72 und Barmherzigkeit erzeigte unsern Vätern und gedächte an seinen heiligen
Bund
73 und an den Eid, den er geschworen hat unserm Vater Abraham, uns zu geben,
74 dass wir, erlöst aus der Hand unsrer Feinde,
75 ihm dienten ohne Furcht unser Leben lang in Heiligkeit und Gerechtigkeit vor
seinen Augen.
In Psalmen wird alles doppelt wiedergegeben. Das Volk Israel sollte ein Volk von
Priestern werden. Sie sollen Gott dienen und anbeten, sie sollen für die anderen
Völker vor Gott einstehen und für sie beten. Aber sie können es erst, wenn sie
sich nicht mehr fürchten müssen. Jesus hat auch dem Tod die Macht genommen.
Somit ist der Weg frei Gott zu dienen, ohne Furcht. Denn der Tod hat seinen
Stachel verloren.
76 Und du, Kindlein, wirst ein Prophet des Höchsten heißen. Denn du wirst dem
Herrn vorangehen, dass du seinen Weg bereitest
77 und Erkenntnis des Heils gebest seinem Volk in der Vergebung ihrer Sünden,
Zacharias schaut seinen kleinen Johannes an. Und er sieht, dass er dem Höchsten
vorangehen wird. Immer und immer wieder hat Gott Propheten geschickt, um die
Hoffnung auf Erlösung im Volk wach zu halten. Johannes sollte nun direkt
vorangehen. Wie ein Herold den Besuch des Herrschers ankündigen. Und dies gelang
Johannes auch. Er ging zunächst in menschenleere Gebiete, um sich auf seine
Aufgabe vorzubereiten. Dann begann er zu predigen und die Menschen kamen
herbeigeströmt und ließen sich taufen. Ich glaube, dass viele dieser tausende
von Menschen es waren, die dann Jesus und seine Jünger in den Häusern aufnahmen.
Diese Menschen waren es, die das Evangelium von der Auferstehung annahmen und
weiter trugen.
78 durch die herzliche Barmherzigkeit unseres Gottes, durch die uns besuchen
wird das aufgehende Licht aus der Höhe,
Hier wird Jesus als das Licht gesehen, das von oben kommt.
Jesus ist kein menschliches Licht, kein großer Gelehrter, keiner, der eben weise
ist, sondern er kommt direkt von Gott.
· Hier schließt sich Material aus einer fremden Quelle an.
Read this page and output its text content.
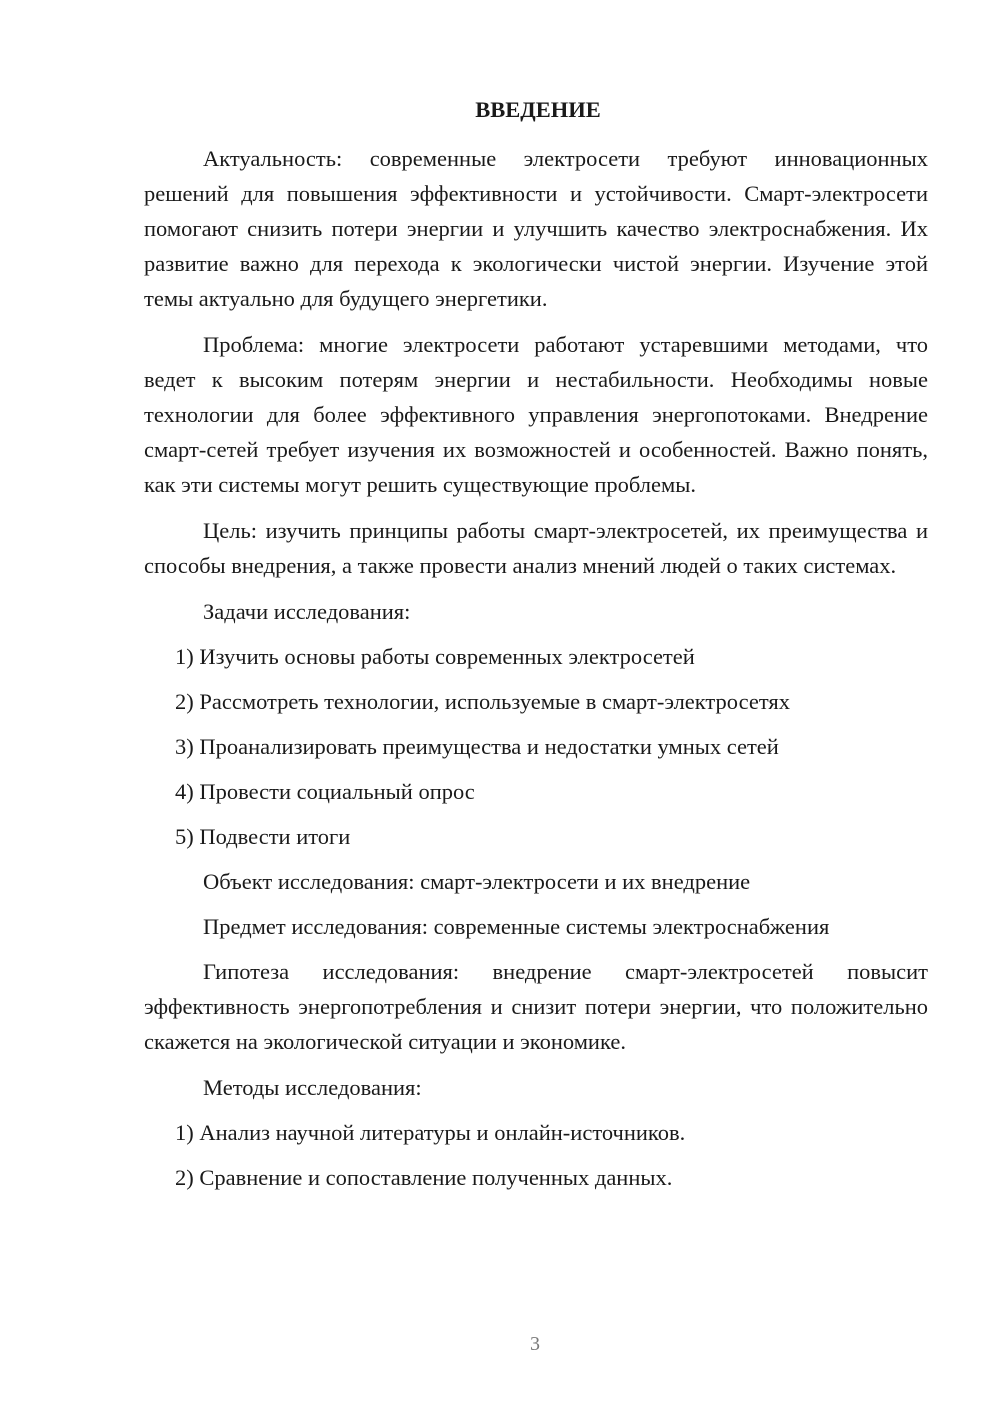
ВВЕДЕНИЕ
Актуальность: современные электросети требуют инновационных решений для повышения эффективности и устойчивости. Смарт-электросети помогают снизить потери энергии и улучшить качество электроснабжения. Их развитие важно для перехода к экологически чистой энергии. Изучение этой темы актуально для будущего энергетики.
Проблема: многие электросети работают устаревшими методами, что ведет к высоким потерям энергии и нестабильности. Необходимы новые технологии для более эффективного управления энергопотоками. Внедрение смарт-сетей требует изучения их возможностей и особенностей. Важно понять, как эти системы могут решить существующие проблемы.
Цель: изучить принципы работы смарт-электросетей, их преимущества и способы внедрения, а также провести анализ мнений людей о таких системах.
Задачи исследования:
1) Изучить основы работы современных электросетей
2) Рассмотреть технологии, используемые в смарт-электросетях
3) Проанализировать преимущества и недостатки умных сетей
4) Провести социальный опрос
5) Подвести итоги
Объект исследования: смарт-электросети и их внедрение
Предмет исследования: современные системы электроснабжения
Гипотеза исследования: внедрение смарт-электросетей повысит эффективность энергопотребления и снизит потери энергии, что положительно скажется на экологической ситуации и экономике.
Методы исследования:
1) Анализ научной литературы и онлайн-источников.
2) Сравнение и сопоставление полученных данных.
3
In der Nacht gibt es kleine Leuchten. Die
können scheinen. Das sind die prophetischen Worte, das sind die Gedanken unserer
Gelehrten. Aber Jesus selbst wird in die Dunkelheit kommen und den hellen Tag
herbeiführen. Und eine Kerze am Tag sieht man so gut wie gar nicht. Das
Tageslicht erleuchtet alles.
79 damit es erscheine denen, die sitzen in Finsternis und Schatten des Todes,
und richte unsere Füße auf den Weg des Friedens.
Das letzte Wort des Psalms ist Frieden. Mit Frieden ist hier
nicht nur irgendein Waffenstillstand gemeint. Kein Atemholen, der zum nächsten
Schlag ausholt. Frieden ist hier die Fülle, der Zustand, an dem es an nichts
mangelt. Frieden ist der Sieg gegen das Böse, Frieden ist volle Zufriedenheit.
Auf diesen Weg richtet Jesus unsere Füße aus. Darauf wollen wir warten, darauf
wollen wir zugehen.
Das soll unser Advent sein.
Amen.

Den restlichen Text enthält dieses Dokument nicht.